Lors de cette audience, Monsieur [F] [W], représenté par son avocat, a développé oralement ses écritures aux termes desquelles il demande au tribunal :
— de déclarer recevable son opposition à la contrainte émise par l’URSSAF Aquitaine,
— d’annuler la contrainte émise par l’URSSAF Aquitaine le 12 avril 2018 à son encontre,
— de débouter l’URSSAF AQUITAINE de l’intégralité de ses demandes,
— de condamner l’URSSAF Aquitaine aux entiers dépens.

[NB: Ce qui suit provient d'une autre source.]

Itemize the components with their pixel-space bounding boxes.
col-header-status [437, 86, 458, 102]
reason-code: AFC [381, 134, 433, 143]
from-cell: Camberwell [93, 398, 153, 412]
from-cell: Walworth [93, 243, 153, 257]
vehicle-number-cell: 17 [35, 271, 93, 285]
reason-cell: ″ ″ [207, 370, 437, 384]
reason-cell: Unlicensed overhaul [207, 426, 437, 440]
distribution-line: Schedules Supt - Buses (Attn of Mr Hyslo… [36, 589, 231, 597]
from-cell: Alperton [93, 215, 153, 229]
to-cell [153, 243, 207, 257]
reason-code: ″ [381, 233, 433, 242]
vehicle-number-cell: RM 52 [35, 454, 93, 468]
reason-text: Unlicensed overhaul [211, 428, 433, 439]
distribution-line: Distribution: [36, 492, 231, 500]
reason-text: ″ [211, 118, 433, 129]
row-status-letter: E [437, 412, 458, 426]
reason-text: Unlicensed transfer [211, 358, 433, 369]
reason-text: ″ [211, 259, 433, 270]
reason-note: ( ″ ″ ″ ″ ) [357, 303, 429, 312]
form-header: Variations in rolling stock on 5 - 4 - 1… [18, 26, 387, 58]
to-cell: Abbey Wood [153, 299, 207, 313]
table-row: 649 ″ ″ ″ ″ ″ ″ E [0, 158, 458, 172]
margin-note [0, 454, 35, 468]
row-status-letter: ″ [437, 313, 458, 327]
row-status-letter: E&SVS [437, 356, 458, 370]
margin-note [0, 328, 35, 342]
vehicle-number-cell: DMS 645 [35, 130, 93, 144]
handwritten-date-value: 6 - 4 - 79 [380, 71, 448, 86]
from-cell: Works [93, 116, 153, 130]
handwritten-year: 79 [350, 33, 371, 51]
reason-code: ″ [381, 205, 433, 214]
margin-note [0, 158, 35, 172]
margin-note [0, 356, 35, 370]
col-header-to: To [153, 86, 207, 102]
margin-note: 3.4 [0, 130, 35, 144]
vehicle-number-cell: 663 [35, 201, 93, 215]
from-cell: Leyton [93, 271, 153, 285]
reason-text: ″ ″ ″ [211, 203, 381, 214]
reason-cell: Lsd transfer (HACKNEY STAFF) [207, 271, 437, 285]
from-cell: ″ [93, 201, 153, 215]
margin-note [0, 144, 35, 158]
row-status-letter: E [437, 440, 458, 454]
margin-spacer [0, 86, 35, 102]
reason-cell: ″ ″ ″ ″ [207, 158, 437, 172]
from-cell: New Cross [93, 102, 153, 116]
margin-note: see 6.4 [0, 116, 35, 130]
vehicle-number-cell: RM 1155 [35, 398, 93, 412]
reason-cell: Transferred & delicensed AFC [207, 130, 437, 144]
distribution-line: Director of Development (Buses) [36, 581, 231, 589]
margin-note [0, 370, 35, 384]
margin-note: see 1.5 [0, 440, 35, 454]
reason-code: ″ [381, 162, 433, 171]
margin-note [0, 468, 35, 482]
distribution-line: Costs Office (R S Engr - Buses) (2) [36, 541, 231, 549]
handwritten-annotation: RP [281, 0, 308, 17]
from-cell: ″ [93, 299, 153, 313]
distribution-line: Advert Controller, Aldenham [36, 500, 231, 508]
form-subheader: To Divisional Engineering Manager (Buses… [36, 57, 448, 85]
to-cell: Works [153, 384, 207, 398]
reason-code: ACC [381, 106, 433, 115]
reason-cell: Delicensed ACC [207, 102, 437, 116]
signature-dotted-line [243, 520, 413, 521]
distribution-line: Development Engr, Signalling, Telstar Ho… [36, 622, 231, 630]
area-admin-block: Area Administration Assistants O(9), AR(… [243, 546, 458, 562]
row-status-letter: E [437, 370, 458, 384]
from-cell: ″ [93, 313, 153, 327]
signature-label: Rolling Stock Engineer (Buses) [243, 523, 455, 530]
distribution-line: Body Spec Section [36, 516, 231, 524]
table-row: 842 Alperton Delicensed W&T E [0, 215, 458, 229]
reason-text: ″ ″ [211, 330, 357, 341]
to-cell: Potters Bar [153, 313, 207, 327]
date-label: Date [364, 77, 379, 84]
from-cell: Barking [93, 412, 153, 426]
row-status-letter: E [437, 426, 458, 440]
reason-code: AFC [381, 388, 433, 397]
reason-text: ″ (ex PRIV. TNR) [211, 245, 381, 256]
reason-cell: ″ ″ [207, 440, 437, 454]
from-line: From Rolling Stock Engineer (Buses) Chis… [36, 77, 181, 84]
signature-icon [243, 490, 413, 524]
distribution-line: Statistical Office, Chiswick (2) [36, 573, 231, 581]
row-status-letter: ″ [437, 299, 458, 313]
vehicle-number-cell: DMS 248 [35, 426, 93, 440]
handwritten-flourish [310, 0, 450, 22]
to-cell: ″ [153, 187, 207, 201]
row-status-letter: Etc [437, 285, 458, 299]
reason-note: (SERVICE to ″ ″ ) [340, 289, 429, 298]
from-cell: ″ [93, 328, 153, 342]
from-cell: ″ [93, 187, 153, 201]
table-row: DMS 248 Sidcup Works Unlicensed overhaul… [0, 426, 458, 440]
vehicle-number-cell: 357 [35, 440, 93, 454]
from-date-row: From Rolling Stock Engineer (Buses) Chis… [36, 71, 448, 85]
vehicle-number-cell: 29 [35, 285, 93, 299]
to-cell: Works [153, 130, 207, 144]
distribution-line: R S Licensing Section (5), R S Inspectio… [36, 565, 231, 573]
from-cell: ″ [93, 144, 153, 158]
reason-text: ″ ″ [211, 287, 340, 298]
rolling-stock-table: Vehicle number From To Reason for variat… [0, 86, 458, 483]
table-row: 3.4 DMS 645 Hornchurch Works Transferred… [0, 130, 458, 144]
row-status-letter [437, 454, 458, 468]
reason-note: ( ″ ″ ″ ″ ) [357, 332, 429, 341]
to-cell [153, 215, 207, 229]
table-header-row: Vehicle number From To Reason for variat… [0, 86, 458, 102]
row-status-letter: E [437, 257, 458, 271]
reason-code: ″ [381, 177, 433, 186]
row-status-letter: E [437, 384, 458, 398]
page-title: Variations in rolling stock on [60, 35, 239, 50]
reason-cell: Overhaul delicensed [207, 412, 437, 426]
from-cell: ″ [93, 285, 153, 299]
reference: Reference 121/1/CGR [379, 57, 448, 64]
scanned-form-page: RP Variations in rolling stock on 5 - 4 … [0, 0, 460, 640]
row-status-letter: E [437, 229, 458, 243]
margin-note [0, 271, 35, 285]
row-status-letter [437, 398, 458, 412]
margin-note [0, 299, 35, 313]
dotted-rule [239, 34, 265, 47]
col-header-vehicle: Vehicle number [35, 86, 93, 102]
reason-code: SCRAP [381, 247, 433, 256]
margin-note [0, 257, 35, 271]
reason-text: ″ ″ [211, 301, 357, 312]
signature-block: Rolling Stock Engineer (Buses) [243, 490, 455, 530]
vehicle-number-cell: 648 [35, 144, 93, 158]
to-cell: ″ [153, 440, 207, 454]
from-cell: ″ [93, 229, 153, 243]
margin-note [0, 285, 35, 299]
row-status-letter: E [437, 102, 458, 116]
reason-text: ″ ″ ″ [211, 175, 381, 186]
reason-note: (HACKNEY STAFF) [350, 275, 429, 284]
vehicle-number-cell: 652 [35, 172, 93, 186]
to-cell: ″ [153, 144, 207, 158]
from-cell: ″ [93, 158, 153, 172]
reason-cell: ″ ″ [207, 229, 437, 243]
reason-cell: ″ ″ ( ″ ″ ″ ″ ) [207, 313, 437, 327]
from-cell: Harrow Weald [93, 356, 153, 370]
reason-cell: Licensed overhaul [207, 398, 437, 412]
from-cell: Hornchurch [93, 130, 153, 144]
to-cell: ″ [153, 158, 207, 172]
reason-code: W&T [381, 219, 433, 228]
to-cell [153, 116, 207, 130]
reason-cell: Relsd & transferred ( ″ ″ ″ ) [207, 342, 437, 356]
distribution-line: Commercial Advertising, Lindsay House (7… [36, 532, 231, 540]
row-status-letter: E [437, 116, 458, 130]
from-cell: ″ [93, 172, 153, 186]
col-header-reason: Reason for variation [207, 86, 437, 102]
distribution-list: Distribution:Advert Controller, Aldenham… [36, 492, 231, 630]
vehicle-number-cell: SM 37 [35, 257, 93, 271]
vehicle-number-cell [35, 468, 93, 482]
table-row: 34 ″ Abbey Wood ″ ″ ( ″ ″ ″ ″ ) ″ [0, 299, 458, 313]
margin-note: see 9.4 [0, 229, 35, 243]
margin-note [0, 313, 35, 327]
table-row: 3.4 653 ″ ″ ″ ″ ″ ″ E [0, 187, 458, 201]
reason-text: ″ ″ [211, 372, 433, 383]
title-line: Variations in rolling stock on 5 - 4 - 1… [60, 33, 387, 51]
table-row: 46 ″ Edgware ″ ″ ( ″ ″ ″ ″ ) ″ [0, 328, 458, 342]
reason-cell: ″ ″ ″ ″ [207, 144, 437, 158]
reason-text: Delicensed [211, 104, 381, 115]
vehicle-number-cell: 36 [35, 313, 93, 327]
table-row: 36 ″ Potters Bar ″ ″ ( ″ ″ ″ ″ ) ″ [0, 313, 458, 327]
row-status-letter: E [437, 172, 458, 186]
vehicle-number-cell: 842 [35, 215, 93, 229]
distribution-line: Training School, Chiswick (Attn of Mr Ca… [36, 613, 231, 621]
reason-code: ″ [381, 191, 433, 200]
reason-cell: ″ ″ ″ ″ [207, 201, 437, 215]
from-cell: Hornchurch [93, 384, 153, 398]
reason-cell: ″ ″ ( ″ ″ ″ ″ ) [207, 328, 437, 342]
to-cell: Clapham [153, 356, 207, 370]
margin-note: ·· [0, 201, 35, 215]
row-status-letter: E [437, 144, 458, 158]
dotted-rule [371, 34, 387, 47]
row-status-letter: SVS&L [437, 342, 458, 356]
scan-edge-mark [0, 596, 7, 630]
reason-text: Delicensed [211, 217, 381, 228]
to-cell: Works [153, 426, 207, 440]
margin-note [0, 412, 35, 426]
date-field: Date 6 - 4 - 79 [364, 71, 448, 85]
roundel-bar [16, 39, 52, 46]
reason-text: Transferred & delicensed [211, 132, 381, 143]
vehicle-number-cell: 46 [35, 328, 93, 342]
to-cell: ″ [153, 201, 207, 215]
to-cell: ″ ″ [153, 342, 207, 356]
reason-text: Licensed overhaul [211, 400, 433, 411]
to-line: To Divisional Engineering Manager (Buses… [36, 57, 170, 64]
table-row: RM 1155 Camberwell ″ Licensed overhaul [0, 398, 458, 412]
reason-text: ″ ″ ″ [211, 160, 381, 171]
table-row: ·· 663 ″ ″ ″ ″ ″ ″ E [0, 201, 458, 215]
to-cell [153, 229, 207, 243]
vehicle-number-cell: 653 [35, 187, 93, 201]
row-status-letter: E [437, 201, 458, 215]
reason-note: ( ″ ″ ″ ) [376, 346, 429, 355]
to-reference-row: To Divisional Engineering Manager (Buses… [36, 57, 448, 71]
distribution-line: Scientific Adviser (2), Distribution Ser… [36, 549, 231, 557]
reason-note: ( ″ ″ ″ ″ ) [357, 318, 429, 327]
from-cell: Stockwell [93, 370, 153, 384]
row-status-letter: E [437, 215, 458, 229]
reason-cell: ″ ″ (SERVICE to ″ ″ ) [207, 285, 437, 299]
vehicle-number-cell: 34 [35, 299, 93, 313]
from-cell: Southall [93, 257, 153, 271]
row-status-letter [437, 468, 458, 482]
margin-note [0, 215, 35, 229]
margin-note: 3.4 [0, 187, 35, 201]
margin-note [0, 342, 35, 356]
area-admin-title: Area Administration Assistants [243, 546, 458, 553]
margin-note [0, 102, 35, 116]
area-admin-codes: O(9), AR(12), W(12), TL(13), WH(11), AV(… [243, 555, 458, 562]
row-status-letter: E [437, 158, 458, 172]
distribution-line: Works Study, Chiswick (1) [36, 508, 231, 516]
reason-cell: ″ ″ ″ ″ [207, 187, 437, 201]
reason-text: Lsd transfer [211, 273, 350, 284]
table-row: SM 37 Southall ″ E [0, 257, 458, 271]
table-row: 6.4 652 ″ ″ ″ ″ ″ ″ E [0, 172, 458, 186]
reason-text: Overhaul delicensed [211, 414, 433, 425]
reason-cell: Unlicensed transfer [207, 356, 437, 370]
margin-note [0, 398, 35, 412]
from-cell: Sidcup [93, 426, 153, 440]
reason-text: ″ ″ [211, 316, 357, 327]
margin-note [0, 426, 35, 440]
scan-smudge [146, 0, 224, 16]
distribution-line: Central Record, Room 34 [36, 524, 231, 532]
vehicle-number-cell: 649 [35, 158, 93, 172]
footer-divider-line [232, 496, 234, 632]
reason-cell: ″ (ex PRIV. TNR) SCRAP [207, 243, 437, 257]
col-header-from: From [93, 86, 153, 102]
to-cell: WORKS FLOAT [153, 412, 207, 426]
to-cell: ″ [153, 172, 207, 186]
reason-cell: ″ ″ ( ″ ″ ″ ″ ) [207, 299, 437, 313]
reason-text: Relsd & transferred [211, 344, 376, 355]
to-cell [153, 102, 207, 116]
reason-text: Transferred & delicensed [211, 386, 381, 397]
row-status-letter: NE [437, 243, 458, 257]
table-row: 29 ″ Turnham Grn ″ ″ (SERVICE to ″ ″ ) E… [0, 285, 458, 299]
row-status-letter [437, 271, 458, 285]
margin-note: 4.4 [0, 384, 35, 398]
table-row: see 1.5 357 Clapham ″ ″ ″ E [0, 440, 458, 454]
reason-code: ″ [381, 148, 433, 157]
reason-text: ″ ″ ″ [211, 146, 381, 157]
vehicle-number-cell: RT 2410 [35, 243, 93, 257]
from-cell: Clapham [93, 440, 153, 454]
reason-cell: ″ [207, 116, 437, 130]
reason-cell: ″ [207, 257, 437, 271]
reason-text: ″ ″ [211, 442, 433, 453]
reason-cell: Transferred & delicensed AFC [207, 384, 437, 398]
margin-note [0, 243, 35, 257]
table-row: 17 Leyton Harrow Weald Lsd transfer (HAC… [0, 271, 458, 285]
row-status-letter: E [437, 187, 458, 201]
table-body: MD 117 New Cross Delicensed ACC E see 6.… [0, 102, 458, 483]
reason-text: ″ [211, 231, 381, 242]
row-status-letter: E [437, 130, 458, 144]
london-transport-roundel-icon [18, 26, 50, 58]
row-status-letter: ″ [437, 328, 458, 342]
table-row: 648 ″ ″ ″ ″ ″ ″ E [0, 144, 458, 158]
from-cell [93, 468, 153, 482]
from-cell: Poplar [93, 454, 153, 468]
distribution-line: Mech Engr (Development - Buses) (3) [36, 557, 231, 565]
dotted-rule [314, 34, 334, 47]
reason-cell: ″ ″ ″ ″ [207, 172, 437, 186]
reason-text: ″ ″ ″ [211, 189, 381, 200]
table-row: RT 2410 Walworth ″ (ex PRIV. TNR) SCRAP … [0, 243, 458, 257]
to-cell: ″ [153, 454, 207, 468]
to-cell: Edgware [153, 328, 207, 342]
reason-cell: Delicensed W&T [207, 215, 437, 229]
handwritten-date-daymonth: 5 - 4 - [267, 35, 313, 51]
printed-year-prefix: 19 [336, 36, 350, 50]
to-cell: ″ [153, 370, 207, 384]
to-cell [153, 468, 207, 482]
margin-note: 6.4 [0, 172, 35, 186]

Il expose que son opposition à contrainte est recevable, alors qu’il convient de prendre en compte la date à laquelle il a adressé son recours, soit le 9 mai 2018, et que le délai n’a commencé à courir que le 26 avril 2018. Sur le fond, il indique qu’il avait fait l’objet d’une radiation du RSI à l’initiative de ce dernier, qu’il n’a donc pas pu bénéficier de prestations au titre de ses soins de santé en 2015 et qu’il a été considéré comme n’ayant cotisé aucun trimestre pour les années 2014 et 2015 dans son relevé de carrière de l’assurance maladie. Il considère donc qu’il est paradoxal de solliciter a posteriori le paiement de cotisations au titre d’une affiliation dont il n’a pu bénéficier, alors que ce n’est qu’en 2017 que le RSI avait décidé de réactiver son compte de manière rétroactive. Il ajoute qu’il avait procédé aux déclarations de revenus pour les années 2011 à 2013 par courrier du 10 décembre 2014, empêchant donc toute possibilité de solliciter le paiement des cotisations ou à tout le moins ne saurait justifier une taxation d’office.
La décision qui est susceptible d’appel, sera contradictoire en application des dispositions des articles 467 et 446-1 du code de procédure civile et R. 142-10-4 du code de la sécurité sociale.
L’affaire a été mise en délibéré au 9 décembre 2025, par mise à disposition au greffe.
MOTIFS DE LA DÉCISION
— Sur la recevabilité de l’opposition à contrainte
Aux termes du troisième alinéa de l’article R.133-3 du code de la sécurité sociale dans sa version applicable au présent litige, « le débiteur peut former opposition par inscription au secrétariat du tribunal compétent dans le ressort duquel il est domicilié ou pour les débiteurs domiciliés à l’étranger, au secrétariat du tribunal compétent dans le ressort de l’organisme créancier par lettre recommandée avec demande d’avis de réception adressée au secrétariat dudit tribunal dans les quinze jours à compter de la notification ou de la signification. L’opposition doit être motivée ; une copie de la contrainte contestée doit lui être jointe. Le secrétariat du tribunal informe l’organisme créancier dans les huit jours de la réception de l’opposition ».
En l’espèce, dans son courrier d’opposition, Monsieur [F] [W] conteste les sommes demandées, écrivant notamment « je conteste le bien-fondé de cette contrainte, tant dans son principe que dans sa somme » et détaillant ensuite sa motivation. En outre, la contrainte du 12 avril 2018 a été signifiée à Monsieur [F] [W] par acte de commissaire de justice délivré le 25 avril 2018 et Monsieur [F] [W] a formé opposition à cette contrainte par lettre recommandée adressée au tribunal le 9 mai 2018, selon les mentions de La Poste. Il convient en effet de prendre en compte la date d’envoi du courrier et non celle de la réception par le tribunal. Or, le délai de 15 jours prévu à l’article R. 133-3 du code de la sécurité sociale expirait le jeudi 10 mai 2018 à minuit.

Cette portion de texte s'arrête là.